My Lords, I am very pleased to see the relationship with the economy being brought to the fore here for two reasons: one is its inherent importance; the second is the query lurking around somewhere about whether the Bill should have anything to do with the economy. Before Glasgow, that query will be blown out of the water. We cannot just go on saying that we are doing things about greenhouse gases, and about what we might call the coefficient between the growth of greenhouse gases relative to the growth of GDP, and thinking everything in the garden is lovely. It is not; the opposite, I am afraid, is true. We have until Glasgow to make sure we are not blown out of the water when it comes to our credentials.
I have raised both in Grand Committee and here, in different contexts, how we are going to make sure that we have a relevant metric—that is what the noble Lord, Lord Callanan, called it—to measure the development of greenhouse gases, the growth of the economy and,
above all, the desired change in the coefficient so that greenhouse gases are going downwards, relative to the growth of the economy, rather than upwards.
Whitehall government is falling between some stools here, and I would like the Minister to take on board the fact that we need to get our act together with some statistical compatibility between the things we think we are talking about. There is no point repeating mantras such as “net zero” and looking at many decades if we cannot even get our quarterly data to make sense. We need to have quarterly data that puts together the recent change in the gross national product on the one hand and the greenhouse gas data on the other. The work done by the Committee on Climate Change leaves open to discussion an alarming divergence, in the wrong direction, of these two metrics.
I am not coming from the same place, politically, as Members from the Green Party. However, some clarity about how our economy, in the short to medium term, should be developing in terms of greenhouse gases, and how this can be made into a more credible picture before Glasgow, is—for the Labour Party and others taking a serious interest in this matter, I am sure—a hugely important requirement.

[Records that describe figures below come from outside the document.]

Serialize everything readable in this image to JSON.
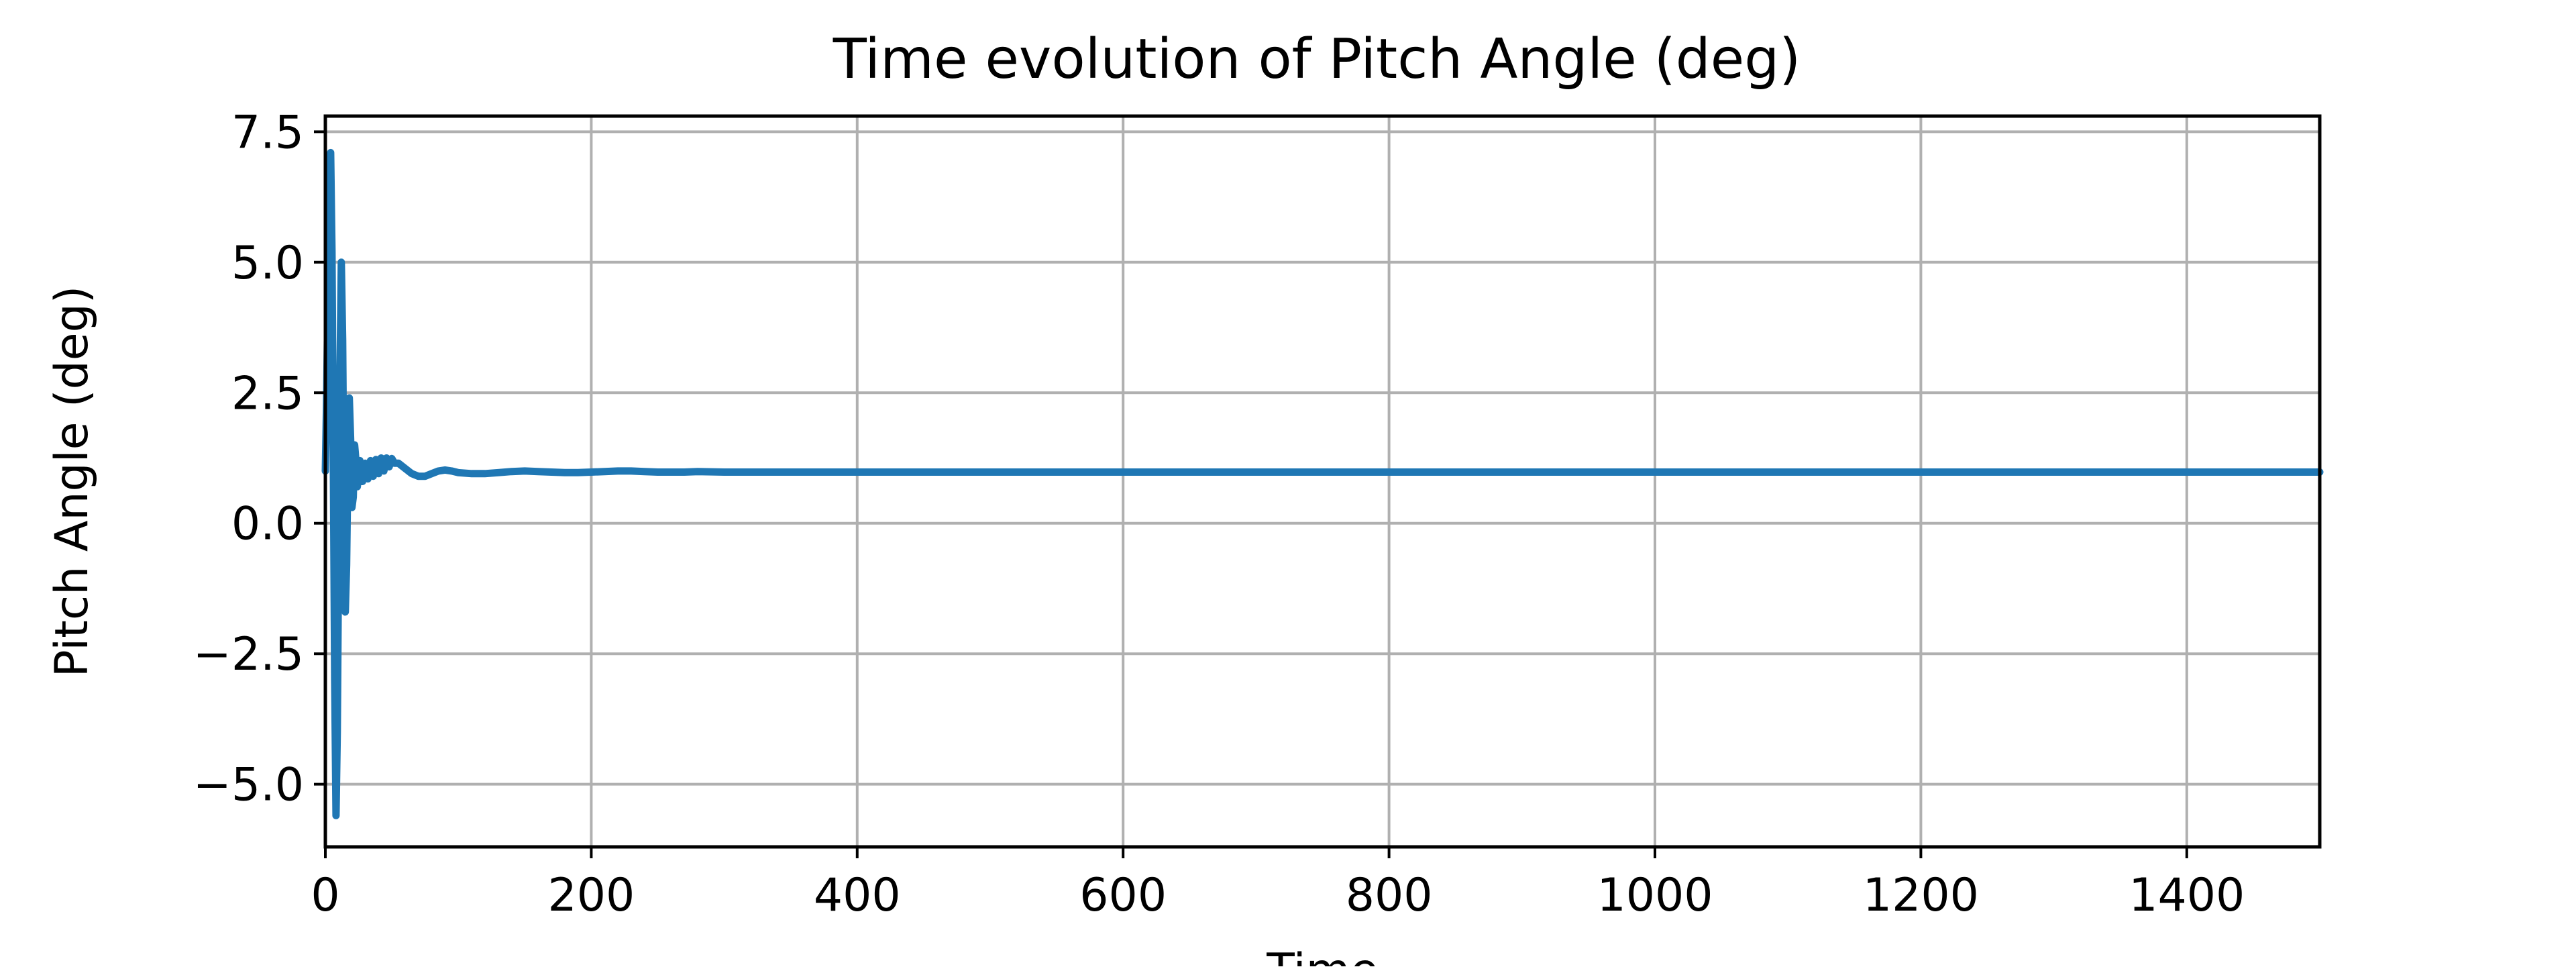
{
  "chart_data": {
    "type": "line",
    "title": "Time evolution of Pitch Angle (deg)",
    "xlabel": "Time",
    "ylabel": "Pitch Angle (deg)",
    "xlim": [
      0,
      1500
    ],
    "ylim": [
      -6.2,
      7.8
    ],
    "grid": true,
    "legend": "none",
    "x_ticks": [
      0,
      200,
      400,
      600,
      800,
      1000,
      1200,
      1400
    ],
    "x_tick_labels": [
      "0",
      "200",
      "400",
      "600",
      "800",
      "1000",
      "1200",
      "1400"
    ],
    "y_ticks": [
      7.5,
      5.0,
      2.5,
      0.0,
      -2.5,
      -5.0
    ],
    "y_tick_labels": [
      "7.5",
      "5.0",
      "2.5",
      "0.0",
      "−2.5",
      "−5.0"
    ],
    "colors": {
      "series": "#1f77b4",
      "grid": "#b0b0b0",
      "axes": "#000000"
    },
    "series": [
      {
        "x": [
          0,
          1,
          2,
          3,
          4,
          5,
          6,
          7,
          8,
          9,
          10,
          11,
          12,
          13,
          14,
          15,
          16,
          17,
          18,
          19,
          20,
          21,
          22,
          23,
          24,
          25,
          26,
          27,
          28,
          30,
          32,
          34,
          36,
          38,
          40,
          42,
          44,
          46,
          48,
          50,
          52,
          55,
          60,
          65,
          70,
          75,
          80,
          85,
          90,
          95,
          100,
          110,
          120,
          130,
          140,
          150,
          160,
          170,
          180,
          190,
          200,
          210,
          220,
          230,
          240,
          250,
          260,
          270,
          280,
          300,
          320,
          340,
          360,
          380,
          400,
          450,
          500,
          600,
          700,
          800,
          900,
          1000,
          1100,
          1200,
          1300,
          1400,
          1500
        ],
        "y": [
          1.0,
          2.5,
          4.5,
          6.6,
          7.1,
          5.2,
          1.2,
          -3.0,
          -5.6,
          -4.0,
          -0.5,
          2.8,
          5.0,
          3.5,
          0.3,
          -1.7,
          -0.8,
          1.3,
          2.4,
          1.6,
          0.3,
          0.5,
          1.5,
          1.2,
          0.7,
          0.9,
          1.2,
          0.8,
          0.8,
          1.15,
          0.85,
          1.2,
          0.9,
          1.22,
          0.95,
          1.25,
          1.0,
          1.25,
          1.08,
          1.24,
          1.15,
          1.15,
          1.05,
          0.95,
          0.9,
          0.9,
          0.95,
          1.0,
          1.02,
          1.0,
          0.97,
          0.95,
          0.95,
          0.97,
          0.99,
          1.0,
          0.99,
          0.98,
          0.97,
          0.97,
          0.98,
          0.99,
          1.0,
          1.0,
          0.99,
          0.98,
          0.98,
          0.98,
          0.99,
          0.98,
          0.98,
          0.98,
          0.98,
          0.98,
          0.98,
          0.98,
          0.98,
          0.98,
          0.98,
          0.98,
          0.98,
          0.98,
          0.98,
          0.98,
          0.98,
          0.98,
          0.98
        ]
      }
    ]
  }
}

We hear very little about it, and it is partly because of the environment being in a different silo in Whitehall from the economic silos in the department of business and the Treasury. We have some experience of those sorts of arguments; I recognise one when I see one.
I will table an amendment on Report on precisely these questions. This is a good moment, I hope, to flag up the importance of getting something into the Bill which will be an opportunity to make some progress before Glasgow, so that we do not look like the emperor with no clothes.